Последние слова Анни произносит сердито, как будто воспоминание все еще для нее мучительно. Она делает паузу: глядя в одну точку, вздернув брови, она, воспользовавшись случаем, переживает былую сцену заново.
– Позднее я расширила это понятие: во-первых, добавила к выигрышным ситуациям еще одну – любовь (я имею в виду любовный акт). Да вот, кстати, если ты раньше не понимал, почему я тебе отказывала в… в некоторых твоих просьбах, теперь можешь сообразить: я старалась кое-что уберечь. А потом я решила, что, наверно, выигрышных ситуаций гораздо больше, чем я могу насчитать, и в конце концов предположила, что они неисчислимы.

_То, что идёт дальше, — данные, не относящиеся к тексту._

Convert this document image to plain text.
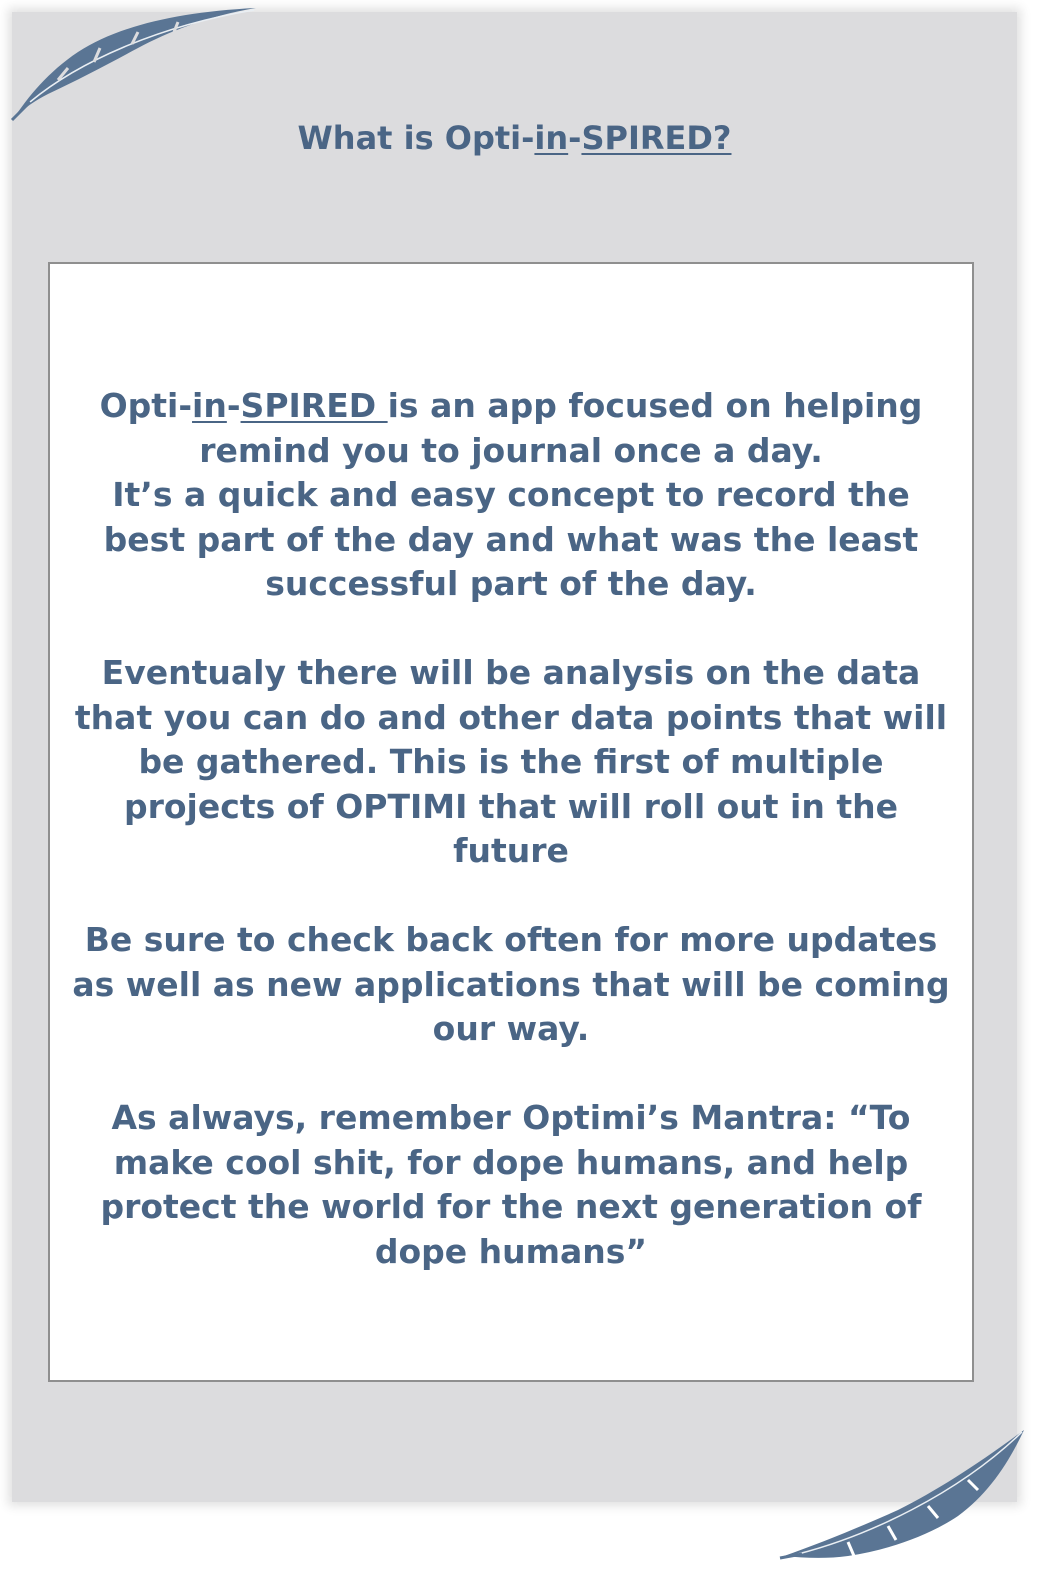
What is Opti-in-SPIRED?
Opti-in-SPIRED is an app focused on helping remind you to journal once a day.
It’s a quick and easy concept to record the best part of the day and what was the least successful part of the day.
Eventualy there will be analysis on the data that you can do and other data points that will be gathered. This is the first of multiple projects of OPTIMI that will roll out in the future
Be sure to check back often for more updates as well as new applications that will be coming our way.
As always, remember Optimi’s Mantra: “To make cool shit, for dope humans, and help protect the world for the next generation of dope humans”
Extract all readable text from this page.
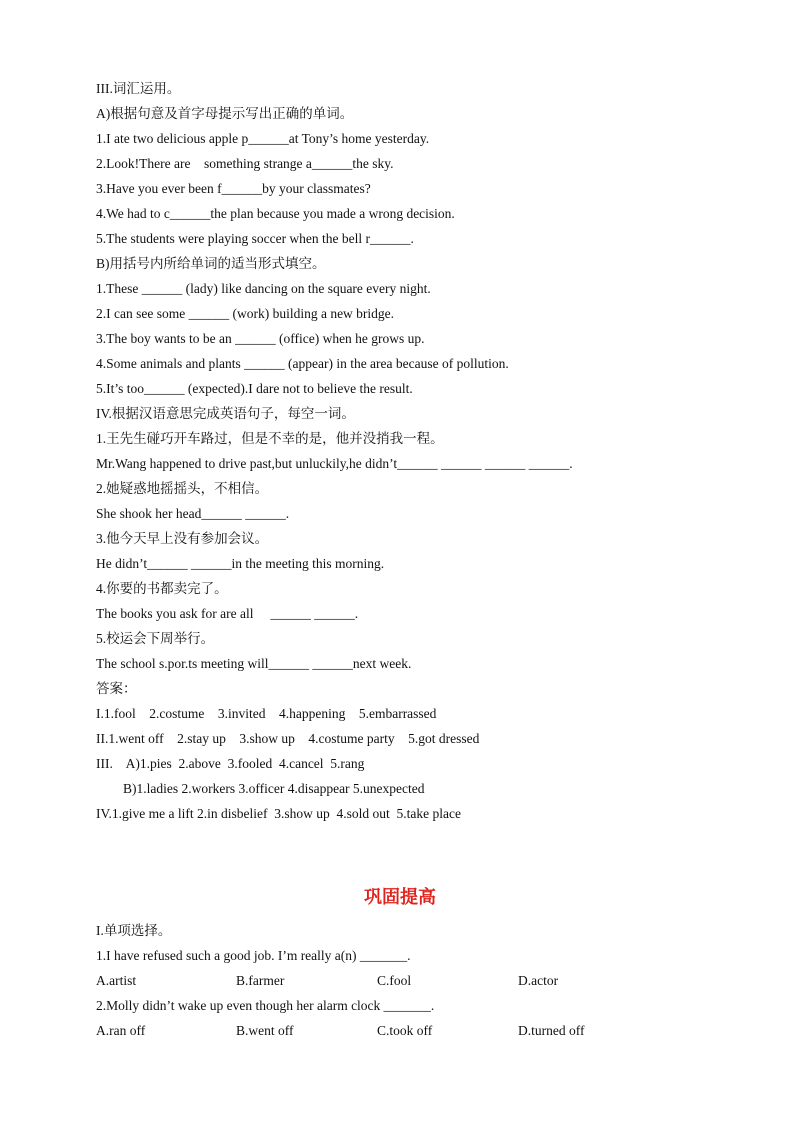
III.词汇运用。
A)根据句意及首字母提示写出正确的单词。
1.I ate two delicious apple p______at Tony’s home yesterday.
2.Look!There are    something strange a______the sky.
3.Have you ever been f______by your classmates?
4.We had to c______the plan because you made a wrong decision.
5.The students were playing soccer when the bell r______.
B)用括号内所给单词的适当形式填空。
1.These ______ (lady) like dancing on the square every night.
2.I can see some ______ (work) building a new bridge.
3.The boy wants to be an ______ (office) when he grows up.
4.Some animals and plants ______ (appear) in the area because of pollution.
5.It’s too______ (expected).I dare not to believe the result.
IV.根据汉语意思完成英语句子，每空一词。
1.王先生碰巧开车路过，但是不幸的是，他并没捎我一程。
Mr.Wang happened to drive past,but unluckily,he didn’t______ ______ ______ ______.
2.她疑惑地摇摇头，不相信。
She shook her head______ ______.
3.他今天早上没有参加会议。
He didn’t______ ______in the meeting this morning.
4.你要的书都卖完了。
The books you ask for are all     ______ ______.
5.校运会下周举行。
The school s.por.ts meeting will______ ______next week.
答案：
I.1.fool    2.costume    3.invited    4.happening    5.embarrassed
II.1.went off    2.stay up    3.show up    4.costume party    5.got dressed
III.    A)1.pies  2.above  3.fooled  4.cancel  5.rang
B)1.ladies 2.workers 3.officer 4.disappear 5.unexpected
IV.1.give me a lift 2.in disbelief  3.show up  4.sold out  5.take place
巩固提高
I.单项选择。
1.I have refused such a good job. I’m really a(n) _______.
A.artist	B.farmer	C.fool	D.actor
2.Molly didn’t wake up even though her alarm clock _______.
A.ran off	B.went off	C.took off	D.turned off
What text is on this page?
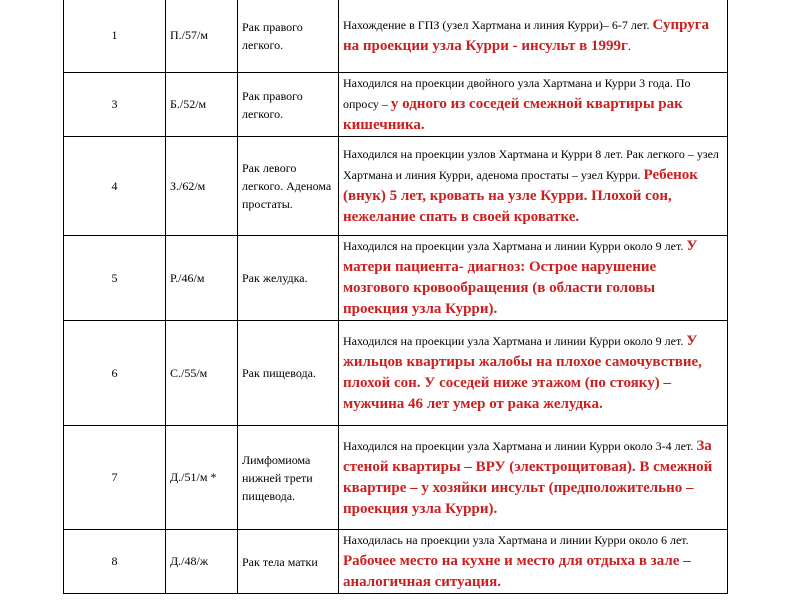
1	П./57/м	Рак правого легкого.	Нахождение в ГПЗ (узел Хартмана и линия Курри)– 6-7 лет. Супруга на проекции узла Курри - инсульт в 1999г.
3	Б./52/м	Рак правого легкого.	Находился на проекции двойного узла Хартмана и Курри 3 года. По опросу – у одного из соседей смежной квартиры рак кишечника.
4	З./62/м	Рак левого легкого. Аденома простаты.	Находился на проекции узлов Хартмана и Курри 8 лет. Рак легкого – узел Хартмана и линия Курри, аденома простаты – узел Курри. Ребенок (внук) 5 лет, кровать на узле Курри. Плохой сон, нежелание спать в своей кроватке.
5	Р./46/м	Рак желудка.	Находился на проекции узла Хартмана и линии Курри около 9 лет. У матери пациента- диагноз: Острое нарушение мозгового кровообращения (в области головы проекция узла Курри).
6	С./55/м	Рак пищевода.	Находился на проекции узла Хартмана и линии Курри около 9 лет. У жильцов квартиры жалобы на плохое самочувствие, плохой сон. У соседей ниже этажом (по стояку) – мужчина 46 лет умер от рака желудка.
7	Д./51/м *	Лимфомиома нижней трети пищевода.	Находился на проекции узла Хартмана и линии Курри около 3-4 лет. За стеной квартиры – ВРУ (электрощитовая). В смежной квартире – у хозяйки инсульт (предположительно – проекция узла Курри).
8	Д./48/ж	Рак тела матки	Находилась на проекции узла Хартмана и линии Курри около 6 лет. Рабочее место на кухне и место для отдыха в зале – аналогичная ситуация.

– Хорошо, но что же они все-таки такое?
– Да я же тебе объяснила, – удивленно говорит она. – Вот уже пятнадцать минут я тебе это втолковываю.
– Так что же, важнее, чтобы человек был охвачен какой-то сильной страстью, скажем, ненавистью или любовью, или чтобы во внешней стороне события было величие, то есть я хочу сказать, в той его стороне, которая нам видна?
– И то, и другое, – отвечает она неохотно.
– А совершенные мгновения? Они здесь при чем?